Capture d'écran de l'émission Quotidien, sur TMC. Capture d'écran de l'émission Quotidien, sur TMC.
La grande question qui a agité les chaînes « d’info en continue » c’est qu’une femme voilée a parlé au Président… Une femme voilée - le Président est vraiment courageux, selon certains il prend des risques, il va au contact (mais ce n'est pas le débat du jour) - Et de la discussion qui a duré, les « journalistes » de ces chaînes n’ont retenu qu’une seule chose…« Un paradoxe ». Elle ne demandait pas la « séparation », elle voulait de la « mixité sociale ». Les éditorialistes sont restés bouche bée... Mais j'explique mal.

La dame (une mère de famille) - qui a répété à un journaliste de TMC qu’elle faisait partie d’une famille qui « lisait » une famille « cultivée »- cette dame donc a raconté une anecdote à Emmanuel Macron : un de ces enfants lui a demandé si le prénom Pierre existait vraiment où si ce nom n’apparaissait que dans les livres! Le Président, pour une fois, en resta coi. Petit coup d’œil discret pour chercher de l’aide et sourcil largement surélevé montrant un étonnement non simulé. Emmanuel Macron - qui lutte contre le « séparatisme » - venait de rencontrer lui aussi un « paradoxe » (selon les éditorialistes des chaînes d’infos qui diffusent quelques fois des commentaires d’extrême droite en continue). Cette femme voilée racontait qu’elle envoyait une de ces filles (si j’ai bien compris) dans une école privée catholique pour qu’elle puisse vivre la «mixité sociale » qu’elle même avait connu dans l’école de la République à son arrivée en France… « C’est un paradoxe, c’est un paradoxe» ont psalmodié - comme n'importe quel fou de dieu-  les éditorialistes des chaînes qui débitent quelques fois des conneries en continue.

Capture d'écran de l'émission Quotidien, sur TMC. Capture d'écran de l'émission Quotidien, sur TMC.

Incroyable scène, ou le réel arrive devant les caméras esbaudies (ou plutôt atterrées)  et devant le Président… Quoi? Le Réel? « et ce réel-là, le réel, si je puis dire, le vrai réel c’est celui qui vous manque complètement » comme disait Lacan.  
L’image, dit Lacan (que je détourne un peu), « résume ce que nous pouvons appeler la révélation du réel dans ce qu’il a de moins pénétrable, du réel sans aucune médiation possible, du réel dernier, l’objet essentiel qui n’est plus objet, mais ce quelque chose devant quoi tous les mots s’arrêtent et toutes les catégories échouent, l’objet d’angoisse par excellence ». 
La révélation, véritable épiphanie, que personne ne va vouloir voir, personne ne va vraiment écouter cette femme (une femme voilée qui parle devant les caméras c'est tellement rare)… Cette femme VOILÉE désire être INTÉGRÉE, voudrait que ses enfants BÉNÉFICIENT d’une éducation comme elle l’a reçue à l’ÉCOLE DE LA RÉPUBLIQUE, et comme elle est intelligente et cultivée, sa seule possibilité pour conserver une certaine MIXITÉ SOCIALE, c’est d’inscrire son enfant et de PAYER un enseignement privé dans une institution CATHOLIQUE. C'est cela le PARADOXE, pour être républicain, il faut se réfugier dans l'éducation catholique... Personne, personne ne va le dire sur un plateau de télévision, ils vont seulement tous s'étonner qu'une femme voilée puisse réclamer la fin du ghetto social. Une réalité depuis une cinquantaine d'années.
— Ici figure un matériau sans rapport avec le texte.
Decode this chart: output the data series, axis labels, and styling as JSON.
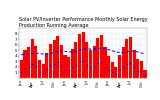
{
  "title": "Solar PV/Inverter Performance Monthly Solar Energy Production Running Average",
  "bar_values": [
    3.2,
    5.0,
    5.5,
    7.0,
    5.8,
    3.2,
    2.5,
    4.5,
    6.2,
    6.8,
    7.5,
    6.0,
    4.2,
    3.8,
    5.2,
    6.5,
    8.0,
    8.3,
    6.5,
    5.0,
    5.8,
    7.2,
    7.8,
    5.5,
    4.0,
    2.8,
    1.9,
    4.2,
    5.5,
    7.0,
    7.3,
    5.1,
    3.5,
    3.0,
    1.5
  ],
  "running_avg": [
    4.2,
    4.2,
    4.3,
    4.4,
    4.5,
    4.4,
    4.3,
    4.3,
    4.4,
    4.6,
    4.8,
    4.9,
    4.8,
    4.7,
    4.7,
    4.8,
    5.0,
    5.2,
    5.3,
    5.2,
    5.2,
    5.3,
    5.4,
    5.3,
    5.1,
    4.9,
    4.7,
    4.6,
    4.6,
    4.7,
    4.9,
    4.8,
    4.7,
    4.5,
    4.4
  ],
  "dot_values": [
    1.0,
    1.8,
    2.0,
    2.6,
    2.1,
    1.1,
    0.9,
    1.6,
    2.3,
    2.5,
    2.8,
    2.2,
    1.5,
    1.4,
    1.9,
    2.4,
    3.0,
    3.1,
    2.4,
    1.9,
    2.2,
    2.7,
    2.9,
    2.0,
    1.5,
    1.0,
    0.7,
    1.6,
    2.0,
    2.6,
    2.7,
    1.9,
    1.3,
    1.1,
    0.6
  ],
  "bar_color": "#ff0000",
  "dot_color": "#0000ff",
  "avg_color": "#0000dd",
  "ylim": [
    0,
    9
  ],
  "ytick_values": [
    1,
    2,
    3,
    4,
    5,
    6,
    7,
    8
  ],
  "background_color": "#ffffff",
  "grid_color": "#aaaaaa",
  "title_fontsize": 3.5,
  "tick_fontsize": 2.8,
  "bar_width": 0.85
}
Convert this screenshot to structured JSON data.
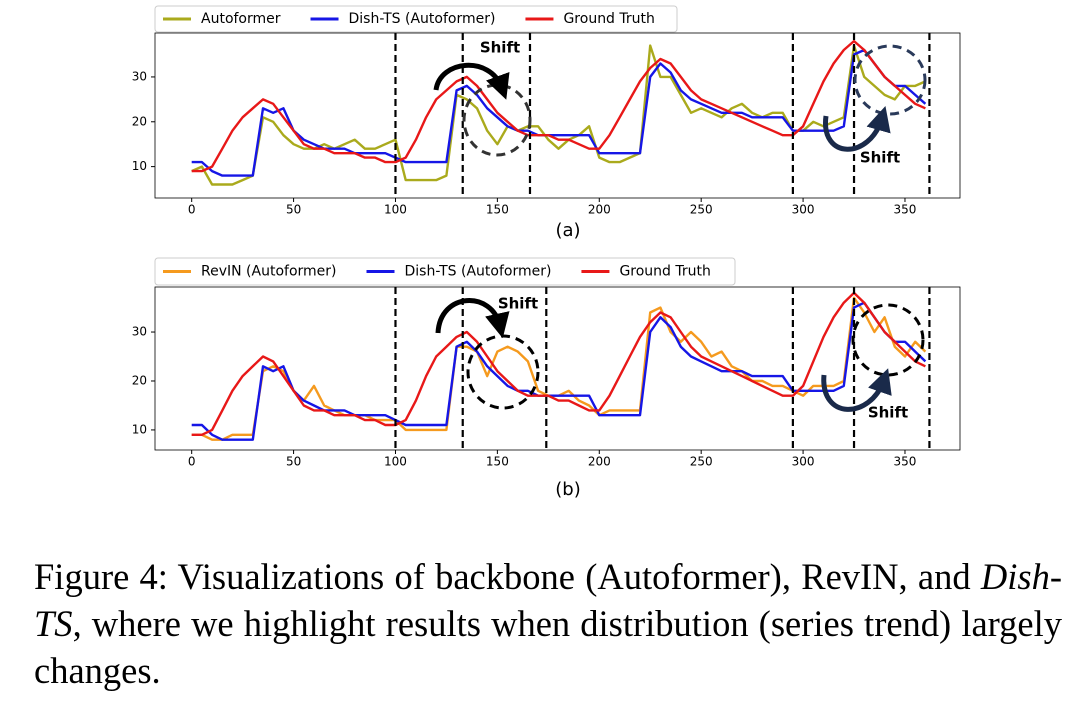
{
  "chart_data": [
    {
      "type": "line",
      "label": "(a)",
      "x": [
        0,
        5,
        10,
        15,
        20,
        25,
        30,
        35,
        40,
        45,
        50,
        55,
        60,
        65,
        70,
        75,
        80,
        85,
        90,
        95,
        100,
        105,
        110,
        115,
        120,
        125,
        130,
        135,
        140,
        145,
        150,
        155,
        160,
        165,
        170,
        175,
        180,
        185,
        190,
        195,
        200,
        205,
        210,
        215,
        220,
        225,
        230,
        235,
        240,
        245,
        250,
        255,
        260,
        265,
        270,
        275,
        280,
        285,
        290,
        295,
        300,
        305,
        310,
        315,
        320,
        325,
        330,
        335,
        340,
        345,
        350,
        355,
        360
      ],
      "series": [
        {
          "name": "Autoformer",
          "color": "#aaaa1c",
          "values": [
            9,
            10,
            6,
            6,
            6,
            7,
            8,
            21,
            20,
            17,
            15,
            14,
            14,
            15,
            14,
            15,
            16,
            14,
            14,
            15,
            16,
            7,
            7,
            7,
            7,
            8,
            26,
            25,
            23,
            18,
            15,
            19,
            18,
            19,
            19,
            16,
            14,
            16,
            17,
            19,
            12,
            11,
            11,
            12,
            13,
            37,
            30,
            30,
            26,
            22,
            23,
            22,
            21,
            23,
            24,
            22,
            21,
            22,
            22,
            18,
            18,
            20,
            19,
            20,
            21,
            37,
            30,
            28,
            26,
            25,
            28,
            28,
            29
          ]
        },
        {
          "name": "Dish-TS (Autoformer)",
          "color": "#1616e6",
          "values": [
            11,
            11,
            9,
            8,
            8,
            8,
            8,
            23,
            22,
            23,
            18,
            16,
            15,
            14,
            14,
            14,
            13,
            13,
            13,
            13,
            12,
            11,
            11,
            11,
            11,
            11,
            27,
            28,
            26,
            23,
            21,
            19,
            18,
            18,
            17,
            17,
            17,
            17,
            17,
            17,
            13,
            13,
            13,
            13,
            13,
            30,
            33,
            31,
            27,
            25,
            24,
            23,
            22,
            22,
            22,
            21,
            21,
            21,
            21,
            18,
            18,
            18,
            18,
            18,
            19,
            35,
            36,
            33,
            30,
            28,
            28,
            26,
            24
          ]
        },
        {
          "name": "Ground Truth",
          "color": "#e81818",
          "values": [
            9,
            9,
            10,
            14,
            18,
            21,
            23,
            25,
            24,
            21,
            18,
            15,
            14,
            14,
            13,
            13,
            13,
            12,
            12,
            11,
            11,
            12,
            16,
            21,
            25,
            27,
            29,
            30,
            28,
            25,
            22,
            20,
            18,
            17,
            17,
            17,
            16,
            16,
            15,
            14,
            14,
            17,
            21,
            25,
            29,
            32,
            34,
            33,
            30,
            27,
            25,
            24,
            23,
            22,
            21,
            20,
            19,
            18,
            17,
            17,
            19,
            24,
            29,
            33,
            36,
            38,
            36,
            33,
            30,
            28,
            26,
            24,
            23
          ]
        }
      ],
      "xlim": [
        -18,
        377
      ],
      "ylim": [
        3,
        39.8
      ],
      "xticks": [
        0,
        50,
        100,
        150,
        200,
        250,
        300,
        350
      ],
      "yticks": [
        10,
        20,
        30
      ],
      "vlines": [
        100,
        133,
        166,
        295,
        325,
        362
      ],
      "annotations": [
        "Shift",
        "Shift"
      ]
    },
    {
      "type": "line",
      "label": "(b)",
      "x": [
        0,
        5,
        10,
        15,
        20,
        25,
        30,
        35,
        40,
        45,
        50,
        55,
        60,
        65,
        70,
        75,
        80,
        85,
        90,
        95,
        100,
        105,
        110,
        115,
        120,
        125,
        130,
        135,
        140,
        145,
        150,
        155,
        160,
        165,
        170,
        175,
        180,
        185,
        190,
        195,
        200,
        205,
        210,
        215,
        220,
        225,
        230,
        235,
        240,
        245,
        250,
        255,
        260,
        265,
        270,
        275,
        280,
        285,
        290,
        295,
        300,
        305,
        310,
        315,
        320,
        325,
        330,
        335,
        340,
        345,
        350,
        355,
        360
      ],
      "series": [
        {
          "name": "RevIN (Autoformer)",
          "color": "#f59a1e",
          "values": [
            9,
            9,
            8,
            8,
            9,
            9,
            9,
            22,
            23,
            22,
            18,
            16,
            19,
            15,
            14,
            13,
            13,
            13,
            12,
            12,
            12,
            10,
            10,
            10,
            10,
            10,
            27,
            27,
            26,
            21,
            26,
            27,
            26,
            24,
            18,
            17,
            17,
            18,
            16,
            15,
            13,
            14,
            14,
            14,
            14,
            34,
            35,
            30,
            28,
            30,
            28,
            25,
            26,
            23,
            22,
            20,
            20,
            19,
            19,
            18,
            17,
            19,
            19,
            19,
            20,
            37,
            34,
            30,
            33,
            27,
            25,
            28,
            26
          ]
        },
        {
          "name": "Dish-TS (Autoformer)",
          "color": "#1616e6",
          "values": [
            11,
            11,
            9,
            8,
            8,
            8,
            8,
            23,
            22,
            23,
            18,
            16,
            15,
            14,
            14,
            14,
            13,
            13,
            13,
            13,
            12,
            11,
            11,
            11,
            11,
            11,
            27,
            28,
            26,
            23,
            21,
            19,
            18,
            18,
            17,
            17,
            17,
            17,
            17,
            17,
            13,
            13,
            13,
            13,
            13,
            30,
            33,
            31,
            27,
            25,
            24,
            23,
            22,
            22,
            22,
            21,
            21,
            21,
            21,
            18,
            18,
            18,
            18,
            18,
            19,
            35,
            36,
            33,
            30,
            28,
            28,
            26,
            24
          ]
        },
        {
          "name": "Ground Truth",
          "color": "#e81818",
          "values": [
            9,
            9,
            10,
            14,
            18,
            21,
            23,
            25,
            24,
            21,
            18,
            15,
            14,
            14,
            13,
            13,
            13,
            12,
            12,
            11,
            11,
            12,
            16,
            21,
            25,
            27,
            29,
            30,
            28,
            25,
            22,
            20,
            18,
            17,
            17,
            17,
            16,
            16,
            15,
            14,
            14,
            17,
            21,
            25,
            29,
            32,
            34,
            33,
            30,
            27,
            25,
            24,
            23,
            22,
            21,
            20,
            19,
            18,
            17,
            17,
            19,
            24,
            29,
            33,
            36,
            38,
            36,
            33,
            30,
            28,
            26,
            24,
            23
          ]
        }
      ],
      "xlim": [
        -18,
        377
      ],
      "ylim": [
        5.9,
        39.2
      ],
      "xticks": [
        0,
        50,
        100,
        150,
        200,
        250,
        300,
        350
      ],
      "yticks": [
        10,
        20,
        30
      ],
      "vlines": [
        100,
        133,
        174,
        295,
        325,
        362
      ],
      "annotations": [
        "Shift",
        "Shift"
      ]
    }
  ],
  "caption": {
    "parts": [
      {
        "text": "Figure 4: Visualizations of backbone (Autoformer), RevIN, and ",
        "italic": false
      },
      {
        "text": "Dish-TS",
        "italic": true
      },
      {
        "text": ", where we highlight results when distribution (series trend) largely changes.",
        "italic": false
      }
    ]
  }
}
Capture d'écran de l'émission Quotidien, sur TMC. Capture d'écran de l'émission Quotidien, sur TMC.
« Vision d’angoisse » tellement angoissante que personne ne formulera que pour une éducation républicaine normale, il faut quitter le ghetto. Cette séquence de télévision devrait tourner en boucle pour que le RÉEL frappe l’esprit des idéologues… Mais évidemment rien ne bougera, cette femme VOILÉE qui vote peut-être Macronmon vote m’appartient » dit-elle pour suggérer modérément au journaliste que sa question est inappropriée) vient de démontrer par l’expérience que tous les fantasmes xénophobes n’ont pas lieu d’être et que la loi sur le séparatisme stigmatise clairement une population qui ne demande qu’à « vivre en paix » comme le proclame Macron pour qualifier sa politique qui ne fait pourtant qu’accroître les inégalités, les discriminations, les haines.  

Drôle de paradoxe en effet, où, dans se pays on s'interroge sur le prénom Pierre, alors que la maison brûle et qu'on regarde ailleurs.

La Bruyère écrivait: « Il y a un pays où les joies sont visibles mais fausses et les chagrins cachés, mais réels. »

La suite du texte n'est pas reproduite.